Uber isn’t the first major tech company to break into the healthcare space, which the World Economic Forum values at $6.5 trillion worldwide. Companies like Apple and Google are collecting tons of data on their users, which means it’s not much of a stretch for them to start using information about our eating, sleeping, and heart rate patterns to create new tools and products.

Last month Google announced an algorithm that can detect, via an eye scan, whether someone has high blood pressure or is at risk for a heart attack or stroke. The researchers were part of Google’s health research division, Verily, which became part of the company in 2015. The AI has a 70 percent accuracy rate, and it’s improving.

Apple is using its Apple Watch product to track health signals like heart rate. With the KardiaBand, wearers can accurately detect irregular heartbeats and other indicators about poor heart health.

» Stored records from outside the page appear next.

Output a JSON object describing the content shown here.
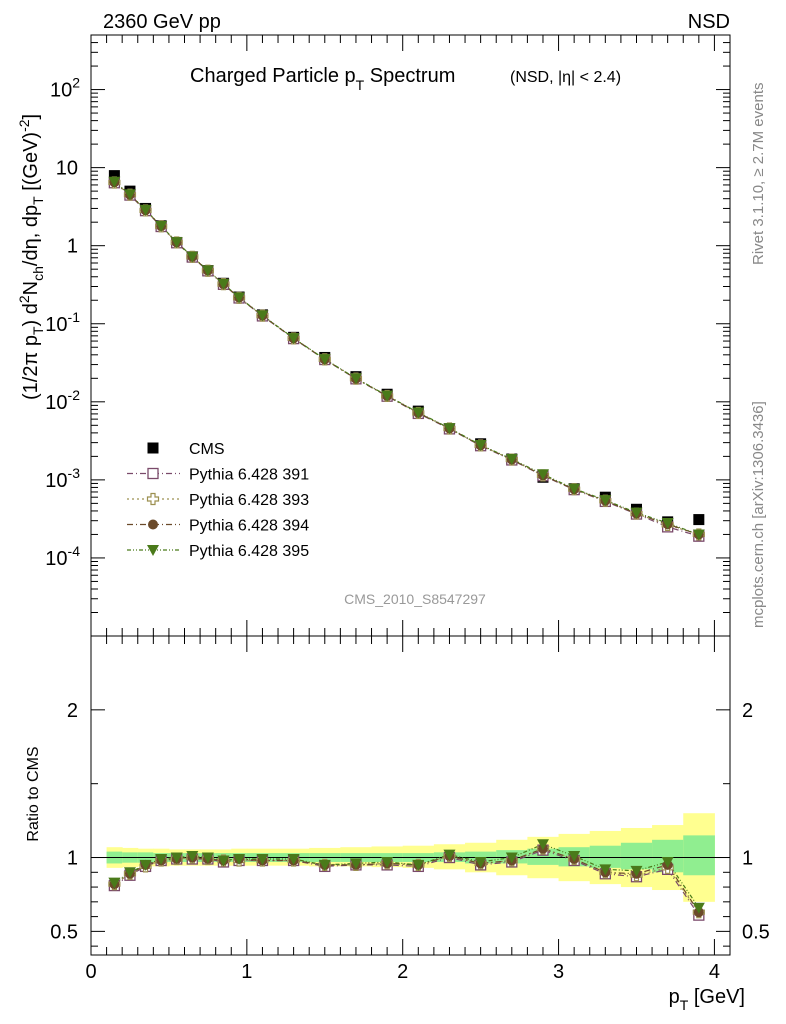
{
  "header": {
    "left": "2360 GeV pp",
    "right": "NSD",
    "title_main": "Charged Particle p",
    "title_sub": "T",
    "title_rest": " Spectrum",
    "title_extra": "(NSD, |η| < 2.4)",
    "side_rivet": "Rivet 3.1.10, ≥ 2.7M events",
    "side_mcplots": "mcplots.cern.ch [arXiv:1306.3436]",
    "analysis": "CMS_2010_S8547297"
  },
  "chart_data": [
    {
      "type": "scatter",
      "panel": "main",
      "yscale": "log",
      "ylabel": "(1/2π p_T) d²N_ch/dη, dp_T [(GeV)^-2]",
      "xlim": [
        0,
        4.1
      ],
      "ylim": [
        1e-05,
        500
      ],
      "ytick_labels": [
        "10^-4",
        "10^-3",
        "10^-2",
        "10^-1",
        "1",
        "10",
        "10^2"
      ],
      "x": [
        0.15,
        0.25,
        0.35,
        0.45,
        0.55,
        0.65,
        0.75,
        0.85,
        0.95,
        1.1,
        1.3,
        1.5,
        1.7,
        1.9,
        2.1,
        2.3,
        2.5,
        2.7,
        2.9,
        3.1,
        3.3,
        3.5,
        3.7,
        3.9
      ],
      "series": [
        {
          "name": "CMS",
          "color": "#000000",
          "marker": "square-filled",
          "values": [
            7.9,
            5.0,
            3.0,
            1.8,
            1.1,
            0.72,
            0.48,
            0.33,
            0.22,
            0.13,
            0.067,
            0.037,
            0.021,
            0.0125,
            0.0076,
            0.0045,
            0.0029,
            0.00185,
            0.00108,
            0.00077,
            0.0006,
            0.00042,
            0.00029,
            0.00031
          ]
        },
        {
          "name": "Pythia 6.428 391",
          "color": "#7a4a6a",
          "marker": "square-open",
          "dash": "6,3,1,3",
          "values": [
            6.4,
            4.45,
            2.81,
            1.76,
            1.09,
            0.715,
            0.476,
            0.32,
            0.214,
            0.126,
            0.0645,
            0.0348,
            0.0197,
            0.0118,
            0.0071,
            0.0045,
            0.00274,
            0.0018,
            0.00113,
            0.00075,
            0.00053,
            0.000365,
            0.00025,
            0.00019
          ]
        },
        {
          "name": "Pythia 6.428 393",
          "color": "#9c9050",
          "marker": "cross-open",
          "dash": "2,3",
          "values": [
            6.45,
            4.5,
            2.83,
            1.77,
            1.1,
            0.72,
            0.478,
            0.322,
            0.215,
            0.127,
            0.0648,
            0.035,
            0.0198,
            0.0119,
            0.0072,
            0.00455,
            0.00276,
            0.00182,
            0.00114,
            0.00076,
            0.00054,
            0.00037,
            0.000265,
            0.0002
          ]
        },
        {
          "name": "Pythia 6.428 394",
          "color": "#6b4a2a",
          "marker": "circle-filled",
          "dash": "6,3,1,3",
          "values": [
            6.5,
            4.5,
            2.85,
            1.78,
            1.1,
            0.72,
            0.48,
            0.322,
            0.216,
            0.127,
            0.065,
            0.035,
            0.0198,
            0.0119,
            0.0072,
            0.00455,
            0.00277,
            0.00182,
            0.00114,
            0.00076,
            0.00054,
            0.00037,
            0.00027,
            0.0002
          ]
        },
        {
          "name": "Pythia 6.428 395",
          "color": "#4a7a1a",
          "marker": "triangle-down-filled",
          "dash": "4,2,1,2,1,2",
          "values": [
            6.6,
            4.55,
            2.88,
            1.79,
            1.11,
            0.725,
            0.482,
            0.324,
            0.217,
            0.128,
            0.0655,
            0.0352,
            0.02,
            0.012,
            0.0073,
            0.0046,
            0.0028,
            0.00185,
            0.00118,
            0.00077,
            0.00055,
            0.00038,
            0.00028,
            0.0002
          ]
        }
      ]
    },
    {
      "type": "scatter",
      "panel": "ratio",
      "ylabel": "Ratio to CMS",
      "xlabel": "p_T [GeV]",
      "xlim": [
        0,
        4.1
      ],
      "ylim": [
        0.34,
        2.5
      ],
      "xtick_labels": [
        "0",
        "1",
        "2",
        "3",
        "4"
      ],
      "ytick_labels": [
        "0.5",
        "1",
        "2"
      ],
      "x": [
        0.15,
        0.25,
        0.35,
        0.45,
        0.55,
        0.65,
        0.75,
        0.85,
        0.95,
        1.1,
        1.3,
        1.5,
        1.7,
        1.9,
        2.1,
        2.3,
        2.5,
        2.7,
        2.9,
        3.1,
        3.3,
        3.5,
        3.7,
        3.9
      ],
      "bands": {
        "edges": [
          0.1,
          0.2,
          0.3,
          0.4,
          0.5,
          0.6,
          0.7,
          0.8,
          0.9,
          1.0,
          1.2,
          1.4,
          1.6,
          1.8,
          2.0,
          2.2,
          2.4,
          2.6,
          2.8,
          3.0,
          3.2,
          3.4,
          3.6,
          3.8,
          4.0
        ],
        "inner_color": "#90ee90",
        "outer_color": "#ffff90",
        "inner_lo": [
          0.96,
          0.965,
          0.965,
          0.97,
          0.97,
          0.97,
          0.97,
          0.97,
          0.97,
          0.97,
          0.97,
          0.97,
          0.97,
          0.97,
          0.97,
          0.97,
          0.96,
          0.96,
          0.95,
          0.94,
          0.93,
          0.92,
          0.9,
          0.88
        ],
        "inner_hi": [
          1.04,
          1.035,
          1.035,
          1.03,
          1.03,
          1.03,
          1.03,
          1.03,
          1.03,
          1.03,
          1.03,
          1.03,
          1.03,
          1.03,
          1.03,
          1.035,
          1.04,
          1.05,
          1.06,
          1.07,
          1.08,
          1.1,
          1.12,
          1.15
        ],
        "outer_lo": [
          0.93,
          0.935,
          0.94,
          0.94,
          0.945,
          0.945,
          0.945,
          0.945,
          0.945,
          0.945,
          0.945,
          0.94,
          0.94,
          0.935,
          0.93,
          0.92,
          0.9,
          0.88,
          0.86,
          0.84,
          0.82,
          0.8,
          0.78,
          0.7
        ],
        "outer_hi": [
          1.07,
          1.065,
          1.06,
          1.06,
          1.055,
          1.055,
          1.055,
          1.055,
          1.06,
          1.06,
          1.06,
          1.065,
          1.07,
          1.075,
          1.08,
          1.09,
          1.1,
          1.12,
          1.14,
          1.16,
          1.18,
          1.2,
          1.22,
          1.3
        ]
      },
      "series": [
        {
          "name": "Pythia 6.428 391",
          "values": [
            0.81,
            0.88,
            0.94,
            0.98,
            0.99,
            0.99,
            0.99,
            0.97,
            0.98,
            0.98,
            0.98,
            0.94,
            0.95,
            0.95,
            0.94,
            1.0,
            0.95,
            0.97,
            1.05,
            0.98,
            0.89,
            0.87,
            0.92,
            0.61
          ]
        },
        {
          "name": "Pythia 6.428 393",
          "values": [
            0.82,
            0.89,
            0.94,
            0.98,
            0.99,
            1.0,
            0.99,
            0.98,
            0.98,
            0.98,
            0.98,
            0.95,
            0.95,
            0.96,
            0.95,
            1.01,
            0.96,
            0.98,
            1.06,
            0.99,
            0.9,
            0.88,
            0.93,
            0.63
          ]
        },
        {
          "name": "Pythia 6.428 394",
          "values": [
            0.82,
            0.89,
            0.95,
            0.98,
            0.99,
            1.0,
            0.99,
            0.98,
            0.99,
            0.98,
            0.98,
            0.95,
            0.95,
            0.96,
            0.95,
            1.01,
            0.96,
            0.98,
            1.06,
            0.99,
            0.9,
            0.89,
            0.95,
            0.63
          ]
        },
        {
          "name": "Pythia 6.428 395",
          "values": [
            0.83,
            0.9,
            0.95,
            0.99,
            1.0,
            1.01,
            1.0,
            0.98,
            0.99,
            0.99,
            0.99,
            0.95,
            0.96,
            0.97,
            0.95,
            1.02,
            0.97,
            1.0,
            1.09,
            1.01,
            0.92,
            0.91,
            0.97,
            0.66
          ]
        }
      ]
    }
  ]
}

Apple introduced the health platform to its operating system back in 2014 and has big goals for diabetes care and other tools for health.

This week Apple announced its own health clinic system, AC Wellness, for its employees.

Even Amazon is rumored to be thinking about creating its own healthcare company. Depending on how you look at it, that’s either very far — or super close — to selling everything from books to yoga pants to succulents through its online store. Alexa, Amazon’s digital assistant, already knows a lot about users’ habits and health problems, like if you’re asking which pharmacies are open or inquiring as to home remedies for a sore throat.

Health and tech are blurring together. But instead of prescription slips, it’s apps, wearables, and AI. Get ready for the future.